# Lens Profile Creator issues....



## tboydva (Oct 20, 2015)

Hi all - sorry if this is posted incorrectly (it could perhaps go in the extending lightroom forum???). I purchased a lens that is relatively new on the market and it's a UWA (Laowa Venus 15mm macro). Read some articles and the price seemed reasonable... I really like it, but there is only a LR profile for the Venus 60mm. I tried to make my own but the ALPC keeps having issues finding my grid properly (only seems to be able to process 2 out of 9). I did sets of 9 as the manual explained at different apertures and focal lengths - but I'm not getting it to work. After quite a bit of effort (DNGs were too large, jpgs worked, but cannot evidently be used for raw files, etc), I'm stuck. Anyone used ALPC a bit? Could perhaps easily see what I'm doing wrong? Again, the error is that it cannot find good grid detection: 







The interesting thing is that all the failed photos show a little red circle on every single grid corner:






It seems like it's identifying the grid? I did a bunch of different measurements with the Ruler tool (to no avail). Am I doing something wrong that's really simple to fix??? Thanks in advance for any help.


----------



## Victoria Bampton (Oct 20, 2015)

I haven't used it for a long time.  I notice that the filenames of a number of the dng files have exclamation marks against them, but I'm not certain why.  My initial thought was whether it's the glare on some of the photos.


----------



## tboydva (Oct 21, 2015)

Thanks for the reply. I got the pictures shot at f4 to "work" (8 out of the set of 9). I created the profile and placed it in the directory it was supposed to... It doesn't show up as an option in LR sadly - but I haven't had time to troubleshoot that issue... It's a process (always).... Thanks again!


----------



## Victoria Bampton (Oct 21, 2015)

Nothing's ever simple, is it!  They need to go in:

Windows—C: \ Users \ [your username] \ AppData \ Roaming \ Adobe \ CameraRaw \ LensProfiles \
Mac—Macintosh HD / Users / [your username] / Library / Application Support / Adobe / CameraRaw / LensProfiles /


----------



## Hoggy (Oct 22, 2015)

...  And if you can't get it to work with _those_ directories - I've found my LR to inexplicably be pulling lens profiles from similar directory names under _*c:\ProgramData*_.  oy vey!


----------



## tboydva (Oct 22, 2015)

Okay, on travel and hotel wifi not working... Will try when I can log back in...  Took a bunch of pictures with the Venus 15mm today.
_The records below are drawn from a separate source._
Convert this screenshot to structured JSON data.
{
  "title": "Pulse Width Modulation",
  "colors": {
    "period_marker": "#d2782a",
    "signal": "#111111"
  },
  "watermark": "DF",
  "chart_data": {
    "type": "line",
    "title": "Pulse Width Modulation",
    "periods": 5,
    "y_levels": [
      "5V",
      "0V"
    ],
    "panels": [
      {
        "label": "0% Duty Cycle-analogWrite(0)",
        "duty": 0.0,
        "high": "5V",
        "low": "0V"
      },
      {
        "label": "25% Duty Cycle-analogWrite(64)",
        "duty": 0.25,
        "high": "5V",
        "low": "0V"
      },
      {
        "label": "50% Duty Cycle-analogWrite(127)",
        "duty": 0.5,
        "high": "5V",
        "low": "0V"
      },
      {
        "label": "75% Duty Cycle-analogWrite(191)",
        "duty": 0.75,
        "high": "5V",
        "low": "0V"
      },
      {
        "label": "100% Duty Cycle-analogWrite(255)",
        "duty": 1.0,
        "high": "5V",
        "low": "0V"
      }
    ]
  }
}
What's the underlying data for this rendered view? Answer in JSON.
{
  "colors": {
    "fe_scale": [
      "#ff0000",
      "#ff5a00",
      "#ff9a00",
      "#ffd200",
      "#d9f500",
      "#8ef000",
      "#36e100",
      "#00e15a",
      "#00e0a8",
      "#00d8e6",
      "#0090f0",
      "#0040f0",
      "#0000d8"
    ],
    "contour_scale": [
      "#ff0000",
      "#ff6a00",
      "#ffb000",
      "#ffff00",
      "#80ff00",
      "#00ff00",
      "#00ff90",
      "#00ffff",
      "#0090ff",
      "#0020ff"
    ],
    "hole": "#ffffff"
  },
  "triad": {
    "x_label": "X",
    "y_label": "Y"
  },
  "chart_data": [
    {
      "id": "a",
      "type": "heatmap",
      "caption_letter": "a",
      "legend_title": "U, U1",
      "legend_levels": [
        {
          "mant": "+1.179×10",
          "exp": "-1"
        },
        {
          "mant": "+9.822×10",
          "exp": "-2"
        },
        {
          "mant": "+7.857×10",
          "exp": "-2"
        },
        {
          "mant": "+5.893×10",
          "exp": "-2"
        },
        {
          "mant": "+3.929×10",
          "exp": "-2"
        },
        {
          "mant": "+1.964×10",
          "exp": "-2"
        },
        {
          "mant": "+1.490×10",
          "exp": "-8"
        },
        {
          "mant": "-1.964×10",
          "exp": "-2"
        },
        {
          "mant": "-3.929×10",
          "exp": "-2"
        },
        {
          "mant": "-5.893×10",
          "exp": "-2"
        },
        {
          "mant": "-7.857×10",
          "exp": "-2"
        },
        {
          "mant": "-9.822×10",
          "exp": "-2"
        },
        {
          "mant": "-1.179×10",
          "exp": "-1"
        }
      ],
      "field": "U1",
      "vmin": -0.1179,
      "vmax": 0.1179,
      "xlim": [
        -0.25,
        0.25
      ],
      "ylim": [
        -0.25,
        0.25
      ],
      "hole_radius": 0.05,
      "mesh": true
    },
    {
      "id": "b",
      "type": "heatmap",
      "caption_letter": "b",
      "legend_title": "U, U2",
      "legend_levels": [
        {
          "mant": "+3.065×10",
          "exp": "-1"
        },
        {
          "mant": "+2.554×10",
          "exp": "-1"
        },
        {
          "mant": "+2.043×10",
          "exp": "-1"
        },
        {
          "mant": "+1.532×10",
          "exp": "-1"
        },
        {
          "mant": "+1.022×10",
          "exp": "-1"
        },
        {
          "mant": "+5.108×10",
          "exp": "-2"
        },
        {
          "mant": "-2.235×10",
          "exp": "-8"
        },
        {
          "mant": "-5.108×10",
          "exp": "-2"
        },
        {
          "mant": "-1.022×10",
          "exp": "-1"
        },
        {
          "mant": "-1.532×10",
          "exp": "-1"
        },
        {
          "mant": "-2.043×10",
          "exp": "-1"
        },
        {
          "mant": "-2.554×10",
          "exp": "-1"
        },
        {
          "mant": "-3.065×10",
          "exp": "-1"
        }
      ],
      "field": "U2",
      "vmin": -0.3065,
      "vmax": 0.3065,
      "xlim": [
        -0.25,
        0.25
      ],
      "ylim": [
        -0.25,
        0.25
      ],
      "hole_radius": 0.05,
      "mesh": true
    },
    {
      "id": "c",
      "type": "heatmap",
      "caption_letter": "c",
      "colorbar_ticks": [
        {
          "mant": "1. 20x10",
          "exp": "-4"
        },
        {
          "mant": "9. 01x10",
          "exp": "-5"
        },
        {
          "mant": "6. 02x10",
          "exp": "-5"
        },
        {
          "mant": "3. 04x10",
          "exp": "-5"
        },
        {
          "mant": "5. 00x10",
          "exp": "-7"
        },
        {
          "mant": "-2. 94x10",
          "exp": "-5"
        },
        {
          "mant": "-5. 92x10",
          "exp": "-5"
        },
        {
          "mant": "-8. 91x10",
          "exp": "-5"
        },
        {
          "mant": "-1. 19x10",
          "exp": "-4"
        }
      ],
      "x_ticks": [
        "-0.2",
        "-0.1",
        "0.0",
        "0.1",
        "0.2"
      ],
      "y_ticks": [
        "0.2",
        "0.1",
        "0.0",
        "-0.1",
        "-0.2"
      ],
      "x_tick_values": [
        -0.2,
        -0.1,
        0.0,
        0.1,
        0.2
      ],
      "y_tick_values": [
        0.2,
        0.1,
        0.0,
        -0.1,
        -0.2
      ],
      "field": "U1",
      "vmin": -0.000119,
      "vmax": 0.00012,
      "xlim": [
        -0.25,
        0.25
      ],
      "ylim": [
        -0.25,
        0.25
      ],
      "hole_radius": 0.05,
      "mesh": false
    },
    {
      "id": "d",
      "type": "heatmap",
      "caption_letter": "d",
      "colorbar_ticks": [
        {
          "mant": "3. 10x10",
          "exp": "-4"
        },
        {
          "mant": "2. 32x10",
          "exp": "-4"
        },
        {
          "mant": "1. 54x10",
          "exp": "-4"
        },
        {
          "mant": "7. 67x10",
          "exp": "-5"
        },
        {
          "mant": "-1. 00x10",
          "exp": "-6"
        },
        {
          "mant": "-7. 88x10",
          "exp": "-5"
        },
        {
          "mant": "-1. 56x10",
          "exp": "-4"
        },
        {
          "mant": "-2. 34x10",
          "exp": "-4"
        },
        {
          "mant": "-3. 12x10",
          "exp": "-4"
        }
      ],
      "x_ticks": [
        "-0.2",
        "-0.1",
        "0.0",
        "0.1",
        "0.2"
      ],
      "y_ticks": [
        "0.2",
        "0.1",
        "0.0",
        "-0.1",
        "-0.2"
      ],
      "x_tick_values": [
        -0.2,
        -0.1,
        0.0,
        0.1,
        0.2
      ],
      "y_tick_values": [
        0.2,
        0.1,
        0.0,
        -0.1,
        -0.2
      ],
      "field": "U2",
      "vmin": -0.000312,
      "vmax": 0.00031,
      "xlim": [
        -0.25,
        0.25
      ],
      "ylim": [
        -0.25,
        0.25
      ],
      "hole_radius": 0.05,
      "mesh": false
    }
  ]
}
Other than (correctable?) distortion, the lens really seems good!


----------



## tboydva (Oct 22, 2015)

Quick followup - got it worked out. I tried copying into every possible location - still didn't show up (so I thought). LR filed it under "Sony" not "Sony E" or "Sony FE" or "Venus Optics" (I named it like the profile in \ProgramData\....Venus Optics\. It's now there and works pretty well. Thanks for the help. Now I'll know how to do it! I may tape my chart back up and adjust the lighting (there is some shine from the harsh lighting). There are also a bunch of options in the ALPC software which could be investigated... Thanks all for the help!


----------